As we have had no sightings our next dive for the elusive Tanzanian coelacanth is planned at a site close to where a japenese ROV team had two sightings in 170 metres of water.  The divers deploy but get dragged off by the current.  They decide to follow a six minute bailout plan instead of wasting gas.   Its disappointing as the water is the cleanest, calmest and more importantly coldest that its been for the whole expedition.  Being finished earlier the afternoon is spent satisfying the monster we had created namely discover scuba diving for our crew.  Conditions were not good but they loved every second of it and kept us going until after dark.

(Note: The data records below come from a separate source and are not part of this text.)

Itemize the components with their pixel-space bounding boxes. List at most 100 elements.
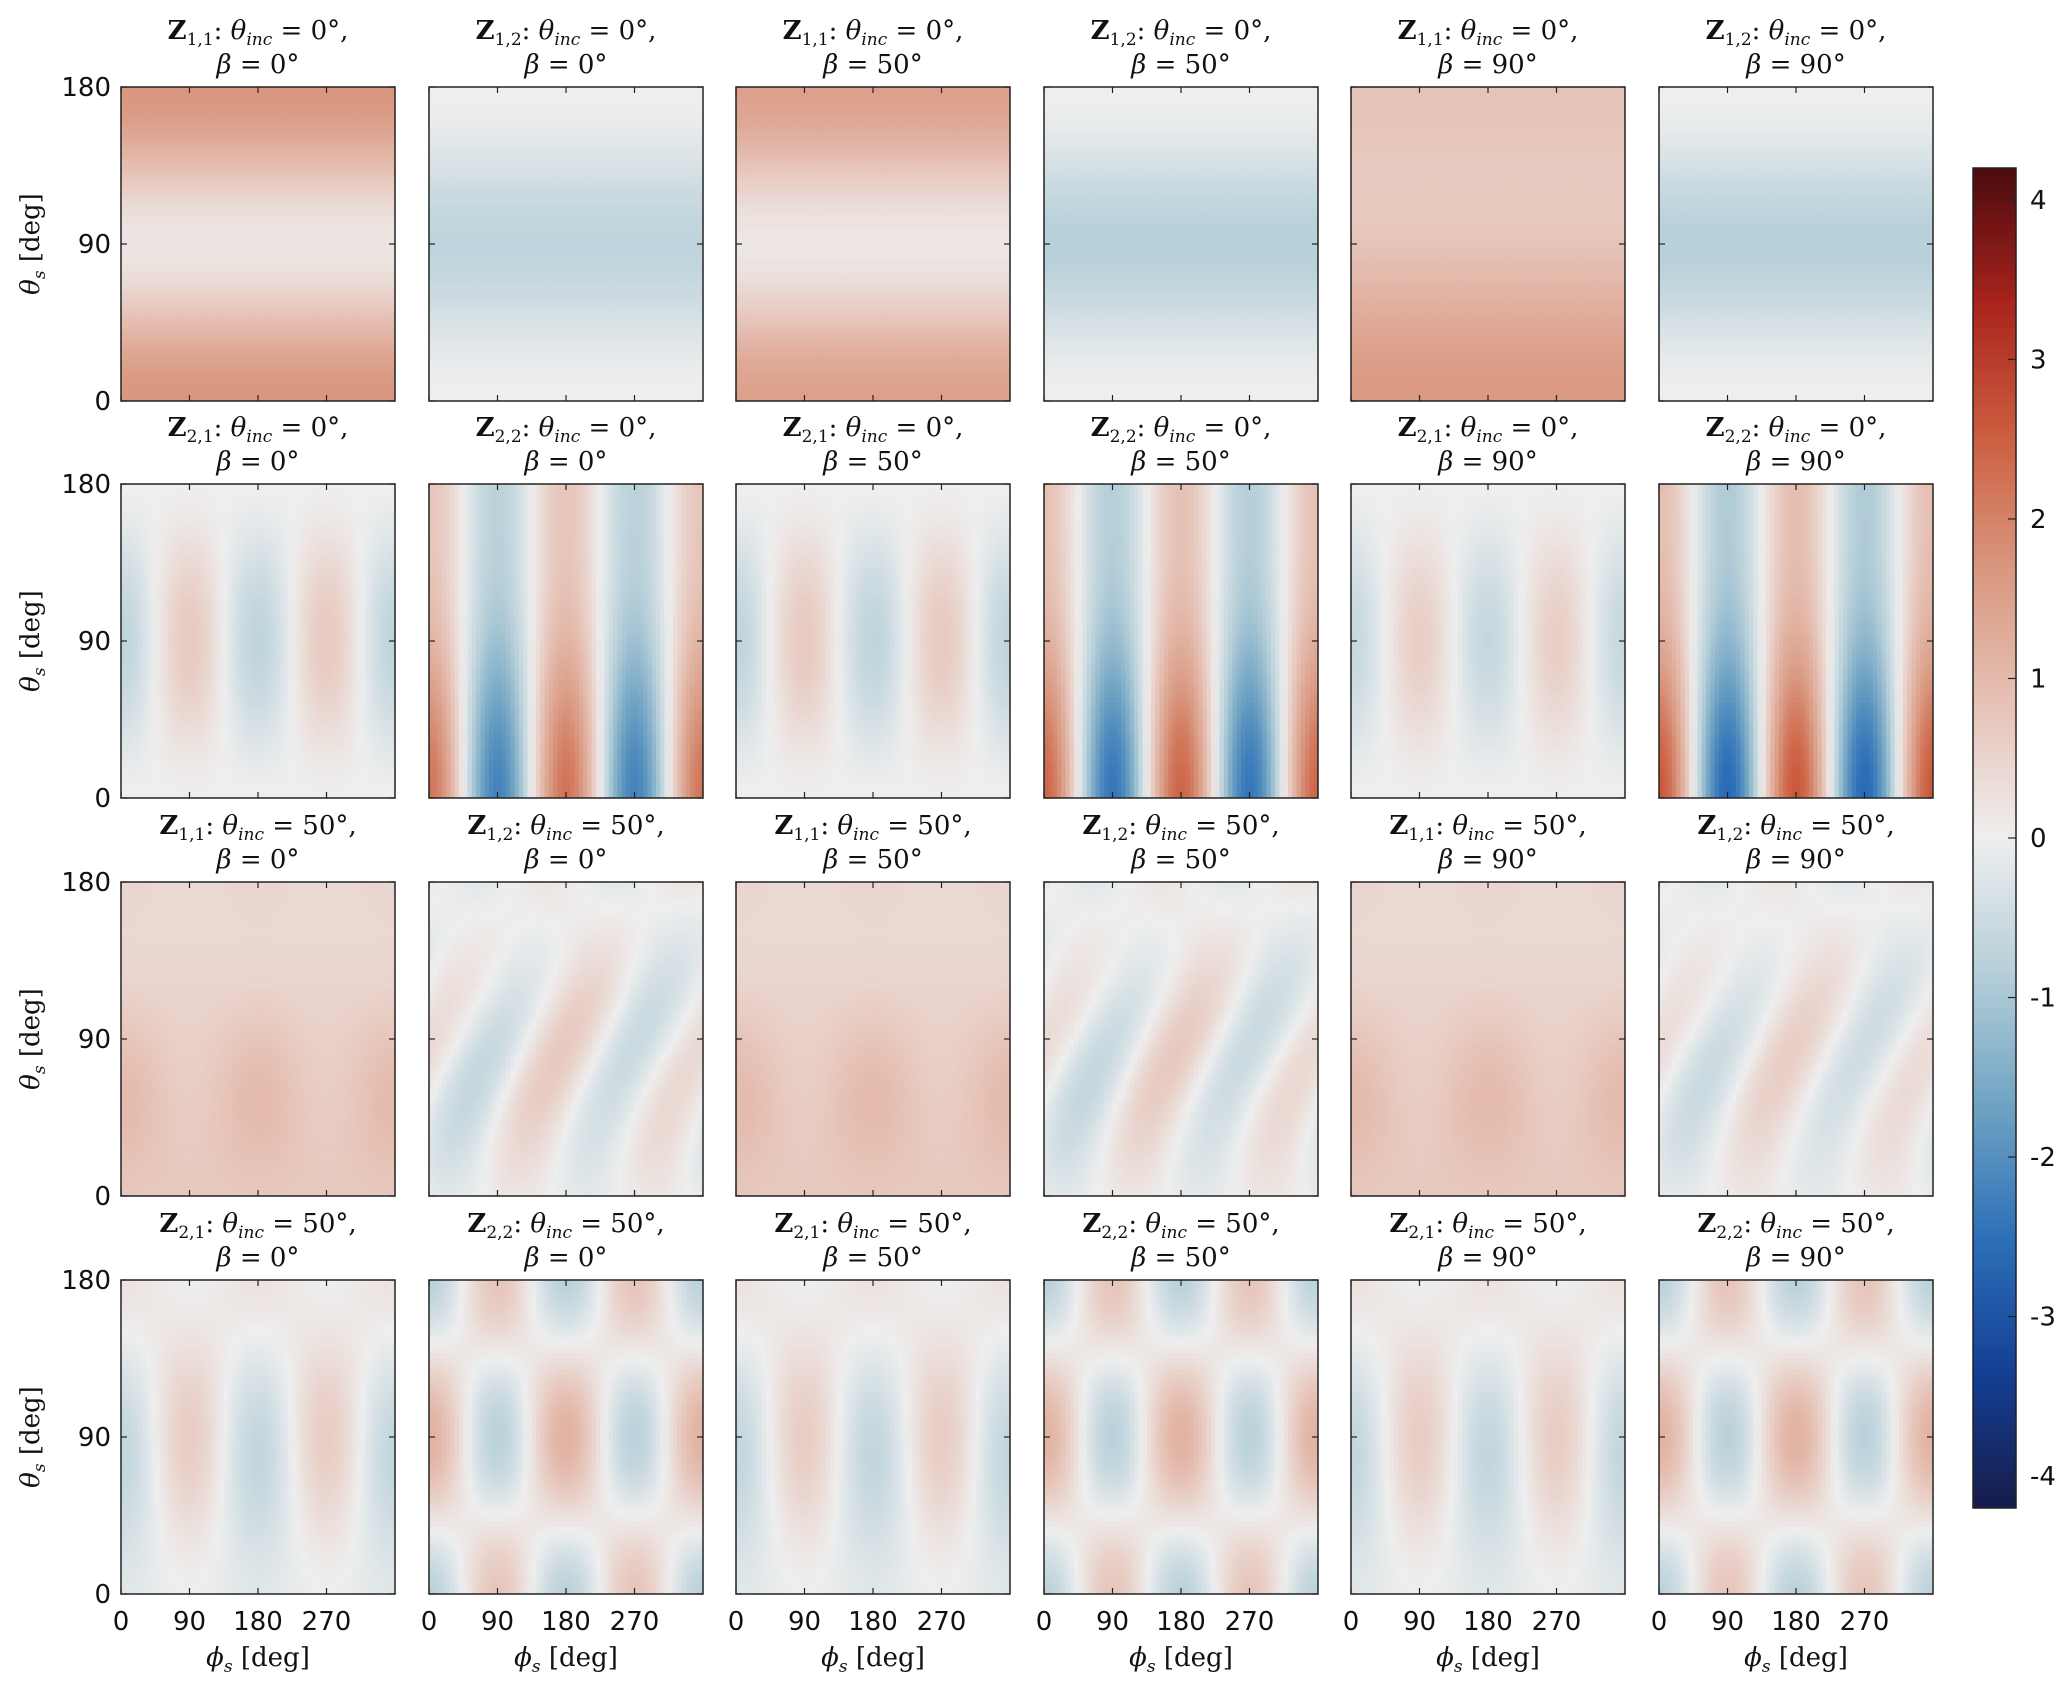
heatmap-cell	[348, 233, 353, 239]
heatmap-cell	[510, 166, 515, 172]
heatmap-cell	[527, 171, 532, 177]
heatmap-cell	[301, 323, 306, 329]
heatmap-cell	[356, 317, 361, 323]
heatmap-cell	[532, 98, 537, 104]
heatmap-cell	[626, 143, 631, 149]
heatmap-cell	[382, 171, 387, 177]
heatmap-cell	[540, 126, 545, 132]
heatmap-cell	[228, 283, 233, 289]
heatmap-cell	[690, 166, 695, 172]
heatmap-cell	[232, 149, 237, 155]
heatmap-cell	[288, 166, 293, 172]
heatmap-cell	[134, 238, 139, 244]
heatmap-cell	[652, 137, 657, 143]
heatmap-cell	[433, 126, 438, 132]
heatmap-cell	[305, 379, 310, 385]
heatmap-cell	[185, 233, 190, 239]
heatmap-cell	[249, 171, 254, 177]
heatmap-cell	[125, 339, 130, 345]
heatmap-cell	[647, 149, 652, 155]
heatmap-cell	[314, 137, 319, 143]
heatmap-cell	[617, 98, 622, 104]
heatmap-cell	[386, 205, 391, 211]
heatmap-cell	[275, 390, 280, 396]
heatmap-cell	[348, 227, 353, 233]
heatmap-cell	[198, 339, 203, 345]
heatmap-cell	[322, 132, 327, 138]
heatmap-cell	[279, 87, 284, 93]
heatmap-cell	[592, 177, 597, 183]
heatmap-cell	[630, 149, 635, 155]
heatmap-cell	[519, 205, 524, 211]
heatmap-cell	[279, 334, 284, 340]
heatmap-cell	[288, 137, 293, 143]
heatmap-cell	[433, 115, 438, 121]
heatmap-cell	[652, 188, 657, 194]
heatmap-cell	[472, 121, 477, 127]
heatmap-cell	[202, 121, 207, 127]
heatmap-cell	[318, 93, 323, 99]
heatmap-cell	[365, 137, 370, 143]
heatmap-cell	[147, 278, 152, 284]
heatmap-cell	[207, 126, 212, 132]
heatmap-cell	[267, 87, 272, 93]
heatmap-cell	[241, 345, 246, 351]
heatmap-cell	[305, 132, 310, 138]
heatmap-cell	[254, 244, 259, 250]
heatmap-cell	[185, 334, 190, 340]
heatmap-cell	[339, 362, 344, 368]
heatmap-cell	[617, 143, 622, 149]
heatmap-cell	[386, 294, 391, 300]
heatmap-cell	[228, 104, 233, 110]
heatmap-cell	[168, 367, 173, 373]
heatmap-cell	[177, 294, 182, 300]
heatmap-cell	[694, 121, 699, 127]
heatmap-cell	[237, 182, 242, 188]
heatmap-cell	[356, 390, 361, 396]
heatmap-cell	[386, 328, 391, 334]
heatmap-cell	[181, 323, 186, 329]
heatmap-cell	[275, 373, 280, 379]
heatmap-cell	[190, 166, 195, 172]
heatmap-cell	[356, 356, 361, 362]
heatmap-cell	[532, 160, 537, 166]
heatmap-cell	[472, 182, 477, 188]
heatmap-cell	[249, 126, 254, 132]
heatmap-cell	[254, 98, 259, 104]
heatmap-cell	[502, 137, 507, 143]
heatmap-cell	[279, 177, 284, 183]
heatmap-cell	[369, 266, 374, 272]
heatmap-cell	[297, 373, 302, 379]
heatmap-cell	[643, 93, 648, 99]
heatmap-cell	[185, 137, 190, 143]
heatmap-cell	[673, 126, 678, 132]
heatmap-cell	[142, 238, 147, 244]
heatmap-cell	[198, 216, 203, 222]
heatmap-cell	[142, 345, 147, 351]
heatmap-cell	[267, 227, 272, 233]
heatmap-cell	[365, 373, 370, 379]
heatmap-cell	[249, 233, 254, 239]
heatmap-cell	[575, 199, 580, 205]
heatmap-cell	[245, 334, 250, 340]
heatmap-cell	[369, 339, 374, 345]
heatmap-cell	[147, 115, 152, 121]
heatmap-cell	[365, 143, 370, 149]
heatmap-cell	[506, 160, 511, 166]
heatmap-cell	[267, 345, 272, 351]
heatmap-cell	[570, 171, 575, 177]
heatmap-cell	[198, 283, 203, 289]
heatmap-cell	[181, 227, 186, 233]
heatmap-cell	[643, 143, 648, 149]
heatmap-cell	[207, 367, 212, 373]
heatmap-cell	[690, 93, 695, 99]
heatmap-cell	[219, 283, 224, 289]
heatmap-cell	[151, 244, 156, 250]
heatmap-cell	[489, 137, 494, 143]
heatmap-cell	[275, 311, 280, 317]
heatmap-cell	[639, 199, 644, 205]
heatmap-cell	[249, 216, 254, 222]
heatmap-cell	[297, 177, 302, 183]
heatmap-cell	[498, 132, 503, 138]
heatmap-cell	[485, 177, 490, 183]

With only two diving days left we change the venue again, this time the depth was 114 and the divers followed the cliff up to 50 metres and still no coelecanths, time is running out and the final day dawns, the last chosen spot is literally half a km from land and still drops down to over 140 metres.  The temperature is at last the required 19 degrees and though this is the most promising habitat yet we run out of time and are left feeling that the Tanzanian coelacanth is just out of reach and will remain so until Posiedon decides that we are worthy of having his secrets revealed to us.  Spirits are still high as we know we have achieved what no-one else has attempted before on this remote, tropical stretch of coastline.  And who knows, maybe one day another opportunity will come around and we may even get lucky!!!  Thank you Earth Touch for making it possible.